How To Make Cannabutter
Before cannabis can be used in a recipe, it must be activated or decarboxylated to maximize all of its benefits. Traditionally, decarbing meant heating the buds at a low temperature for two to three hours in the oven. This method, however, can destroy flavor and lead to bitterness.
Decarbing sous vide, on the other hand, eliminates the unevenness of the old school method and preserves the floral and fragrant flavors known as terpenes. Choose a strain of cannabis for characteristics that complement or contrast with your recipes. Like wine, the attributes are wide ranging, from sweet and earthy to citrusy and berry-like. Also consider the desired effect; certain strains are championed for their anti-inflammatory abilities while others are known for maintaining focus or even reducing appetite. A dispensary budtender can steer you in the right direction.
- Immersion stick circulator
- 3.5 grams of cannabis flower, about ⅛ ounce
- 3 tablespoons distilled water
- 1 vacuum-sealable bag
- 8 ounces unsalted butter, preferably high quality organic, grass-fed (Kerry Gold)

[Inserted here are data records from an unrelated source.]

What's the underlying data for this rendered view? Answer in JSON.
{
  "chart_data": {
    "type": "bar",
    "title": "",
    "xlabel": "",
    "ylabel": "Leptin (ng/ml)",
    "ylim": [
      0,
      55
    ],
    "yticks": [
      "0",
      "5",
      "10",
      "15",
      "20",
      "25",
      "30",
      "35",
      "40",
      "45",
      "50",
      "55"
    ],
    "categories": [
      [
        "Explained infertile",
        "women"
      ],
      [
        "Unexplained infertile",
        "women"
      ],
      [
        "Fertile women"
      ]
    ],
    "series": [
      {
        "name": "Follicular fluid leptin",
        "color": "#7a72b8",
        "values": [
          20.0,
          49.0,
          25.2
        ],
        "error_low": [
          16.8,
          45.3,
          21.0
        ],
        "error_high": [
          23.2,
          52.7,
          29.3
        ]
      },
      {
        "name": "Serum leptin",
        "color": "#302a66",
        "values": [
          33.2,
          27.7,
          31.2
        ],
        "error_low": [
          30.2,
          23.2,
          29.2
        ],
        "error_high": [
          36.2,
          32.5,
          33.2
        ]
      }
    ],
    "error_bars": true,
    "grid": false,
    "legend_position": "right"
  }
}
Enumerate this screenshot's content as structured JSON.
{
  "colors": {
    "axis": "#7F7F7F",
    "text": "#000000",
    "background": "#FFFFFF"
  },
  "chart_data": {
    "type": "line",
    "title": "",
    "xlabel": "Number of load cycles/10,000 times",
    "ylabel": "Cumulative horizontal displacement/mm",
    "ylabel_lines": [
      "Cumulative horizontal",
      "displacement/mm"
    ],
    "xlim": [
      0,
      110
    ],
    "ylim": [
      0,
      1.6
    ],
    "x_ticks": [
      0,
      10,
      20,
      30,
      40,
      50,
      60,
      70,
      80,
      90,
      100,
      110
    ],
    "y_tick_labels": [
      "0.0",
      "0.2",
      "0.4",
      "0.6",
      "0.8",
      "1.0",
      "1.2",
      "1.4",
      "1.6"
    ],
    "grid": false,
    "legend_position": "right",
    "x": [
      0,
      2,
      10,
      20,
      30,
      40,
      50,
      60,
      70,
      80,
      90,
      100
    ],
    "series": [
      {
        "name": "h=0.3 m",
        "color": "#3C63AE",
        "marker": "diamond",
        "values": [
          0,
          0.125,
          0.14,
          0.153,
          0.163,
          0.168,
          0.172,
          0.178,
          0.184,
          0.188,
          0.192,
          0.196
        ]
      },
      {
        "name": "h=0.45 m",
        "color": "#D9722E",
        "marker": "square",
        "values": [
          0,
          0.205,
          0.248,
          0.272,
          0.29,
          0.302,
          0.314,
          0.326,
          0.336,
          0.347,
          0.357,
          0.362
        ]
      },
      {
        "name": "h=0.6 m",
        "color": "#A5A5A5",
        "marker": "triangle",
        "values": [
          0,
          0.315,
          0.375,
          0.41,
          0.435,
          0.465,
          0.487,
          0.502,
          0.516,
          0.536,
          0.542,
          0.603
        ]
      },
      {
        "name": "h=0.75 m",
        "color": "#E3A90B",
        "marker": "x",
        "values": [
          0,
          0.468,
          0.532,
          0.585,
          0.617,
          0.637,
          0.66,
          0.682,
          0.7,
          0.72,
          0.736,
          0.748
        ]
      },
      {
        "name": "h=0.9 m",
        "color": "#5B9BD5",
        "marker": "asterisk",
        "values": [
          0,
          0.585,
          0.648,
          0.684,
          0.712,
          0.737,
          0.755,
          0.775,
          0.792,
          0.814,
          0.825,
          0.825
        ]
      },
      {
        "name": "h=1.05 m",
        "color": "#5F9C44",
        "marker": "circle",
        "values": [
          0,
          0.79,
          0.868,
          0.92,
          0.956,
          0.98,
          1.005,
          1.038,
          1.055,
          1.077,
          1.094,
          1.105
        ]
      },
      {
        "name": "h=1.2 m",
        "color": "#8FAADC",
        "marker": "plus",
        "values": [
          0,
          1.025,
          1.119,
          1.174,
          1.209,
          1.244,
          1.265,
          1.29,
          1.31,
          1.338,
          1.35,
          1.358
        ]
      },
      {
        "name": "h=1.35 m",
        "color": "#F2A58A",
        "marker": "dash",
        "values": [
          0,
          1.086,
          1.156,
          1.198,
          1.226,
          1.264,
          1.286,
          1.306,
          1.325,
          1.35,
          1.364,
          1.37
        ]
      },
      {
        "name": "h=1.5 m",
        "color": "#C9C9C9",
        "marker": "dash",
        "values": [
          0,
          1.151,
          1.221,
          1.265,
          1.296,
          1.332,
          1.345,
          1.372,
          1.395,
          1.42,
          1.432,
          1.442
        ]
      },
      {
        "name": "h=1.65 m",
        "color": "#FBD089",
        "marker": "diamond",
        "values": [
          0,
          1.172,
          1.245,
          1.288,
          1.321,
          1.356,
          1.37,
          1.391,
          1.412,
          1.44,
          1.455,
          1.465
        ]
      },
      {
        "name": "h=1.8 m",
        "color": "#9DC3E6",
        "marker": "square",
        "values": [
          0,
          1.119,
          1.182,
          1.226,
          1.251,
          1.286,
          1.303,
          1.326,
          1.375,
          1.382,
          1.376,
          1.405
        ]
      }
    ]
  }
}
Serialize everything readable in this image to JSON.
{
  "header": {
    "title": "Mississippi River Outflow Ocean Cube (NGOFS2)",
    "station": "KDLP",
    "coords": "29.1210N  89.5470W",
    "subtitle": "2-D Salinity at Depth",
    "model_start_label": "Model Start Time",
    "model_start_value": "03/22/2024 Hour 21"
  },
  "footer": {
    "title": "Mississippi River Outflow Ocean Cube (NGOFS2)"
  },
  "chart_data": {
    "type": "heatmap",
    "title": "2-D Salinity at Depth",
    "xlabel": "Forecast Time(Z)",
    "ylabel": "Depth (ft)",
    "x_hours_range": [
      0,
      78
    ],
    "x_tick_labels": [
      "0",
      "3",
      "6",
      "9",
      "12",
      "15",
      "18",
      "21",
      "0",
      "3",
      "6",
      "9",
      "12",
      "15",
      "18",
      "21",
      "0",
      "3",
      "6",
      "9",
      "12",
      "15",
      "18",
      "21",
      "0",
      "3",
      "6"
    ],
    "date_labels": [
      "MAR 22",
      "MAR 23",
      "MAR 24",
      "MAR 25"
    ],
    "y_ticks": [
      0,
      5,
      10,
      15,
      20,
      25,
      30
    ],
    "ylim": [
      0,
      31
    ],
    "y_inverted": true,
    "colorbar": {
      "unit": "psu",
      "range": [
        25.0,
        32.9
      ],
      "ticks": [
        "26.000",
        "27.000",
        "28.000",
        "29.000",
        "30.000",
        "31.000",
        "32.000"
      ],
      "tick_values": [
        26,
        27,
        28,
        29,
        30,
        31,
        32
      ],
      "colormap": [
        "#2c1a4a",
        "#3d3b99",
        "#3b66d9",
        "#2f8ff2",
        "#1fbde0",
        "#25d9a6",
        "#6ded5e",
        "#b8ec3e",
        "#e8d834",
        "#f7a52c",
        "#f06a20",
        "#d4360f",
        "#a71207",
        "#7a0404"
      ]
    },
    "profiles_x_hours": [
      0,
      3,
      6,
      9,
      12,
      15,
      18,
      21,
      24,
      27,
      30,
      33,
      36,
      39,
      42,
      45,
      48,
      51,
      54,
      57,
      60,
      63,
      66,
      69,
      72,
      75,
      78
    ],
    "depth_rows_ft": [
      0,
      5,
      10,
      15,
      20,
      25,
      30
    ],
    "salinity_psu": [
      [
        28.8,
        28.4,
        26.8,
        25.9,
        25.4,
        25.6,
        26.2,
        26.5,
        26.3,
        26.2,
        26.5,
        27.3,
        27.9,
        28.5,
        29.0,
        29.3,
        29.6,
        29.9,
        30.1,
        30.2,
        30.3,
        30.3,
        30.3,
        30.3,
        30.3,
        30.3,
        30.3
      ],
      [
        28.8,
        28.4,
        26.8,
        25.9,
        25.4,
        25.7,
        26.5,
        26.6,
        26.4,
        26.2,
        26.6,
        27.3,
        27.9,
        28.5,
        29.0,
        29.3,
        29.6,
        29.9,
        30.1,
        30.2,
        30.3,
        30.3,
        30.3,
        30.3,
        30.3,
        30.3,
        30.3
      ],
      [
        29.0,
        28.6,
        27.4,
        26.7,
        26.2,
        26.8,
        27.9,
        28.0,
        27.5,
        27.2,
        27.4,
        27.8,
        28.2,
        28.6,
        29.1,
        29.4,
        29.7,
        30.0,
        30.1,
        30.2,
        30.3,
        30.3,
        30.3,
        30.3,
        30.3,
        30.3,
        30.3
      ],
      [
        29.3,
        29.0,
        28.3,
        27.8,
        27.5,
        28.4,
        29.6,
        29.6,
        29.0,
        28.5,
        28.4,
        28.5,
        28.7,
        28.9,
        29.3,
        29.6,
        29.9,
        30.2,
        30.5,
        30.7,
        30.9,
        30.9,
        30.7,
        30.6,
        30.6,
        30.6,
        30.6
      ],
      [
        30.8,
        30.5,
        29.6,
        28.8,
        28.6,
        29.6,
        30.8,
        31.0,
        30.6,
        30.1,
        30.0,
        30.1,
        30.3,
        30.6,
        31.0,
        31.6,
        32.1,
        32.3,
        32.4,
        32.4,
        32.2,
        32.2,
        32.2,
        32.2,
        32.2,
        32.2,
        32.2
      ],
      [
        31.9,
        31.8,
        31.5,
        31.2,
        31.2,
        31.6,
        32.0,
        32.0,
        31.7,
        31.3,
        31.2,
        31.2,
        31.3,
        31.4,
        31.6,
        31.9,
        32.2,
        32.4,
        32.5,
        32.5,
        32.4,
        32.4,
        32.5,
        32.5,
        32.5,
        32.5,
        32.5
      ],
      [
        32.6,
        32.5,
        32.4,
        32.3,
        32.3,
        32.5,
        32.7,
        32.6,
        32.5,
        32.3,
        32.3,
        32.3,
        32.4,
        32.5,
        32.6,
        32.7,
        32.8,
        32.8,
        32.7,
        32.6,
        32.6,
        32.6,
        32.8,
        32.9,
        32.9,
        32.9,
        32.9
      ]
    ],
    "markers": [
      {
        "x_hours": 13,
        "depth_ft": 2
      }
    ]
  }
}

- Stainless Steel Pan – larger (immersion stick)
- Stainless Steel Pan -small (for butter heating)
- Stainless Steel bowl
- Rubber Spatula
Set the immersion circulator to 200° F and place in a medium-sized saucepan filled with water.
Grind the cannabis buds into small pieces and place in the vacuum bag with the distilled water. Using the vacuum sealer, seal the bag completely. When the circulator reaches 200° F, drop the sealed bag into the water and decarb for 30 minutes. Rotate the bag every 5 to 10 minutes.
Transfer the bag to a bowl of ice water to stop the cooking and to preserve the terpenes; cool. Heat butter in a small saucepan, add cannabis and simmer for 20 minutes, stirring often. Turn off the heat and steep for another 30 minutes.
Strain the mixture through a fine mesh sieve into a shallow container with an air-tight lid. Keep refrigerated and use within 30 days.
- Active Time: 50 minutes
- Total time: 1 hour, 20 minutes
- Yield: 12 tablespoons, about 43 mg THC per 1 tablespoon based on a 20 percent THC strain.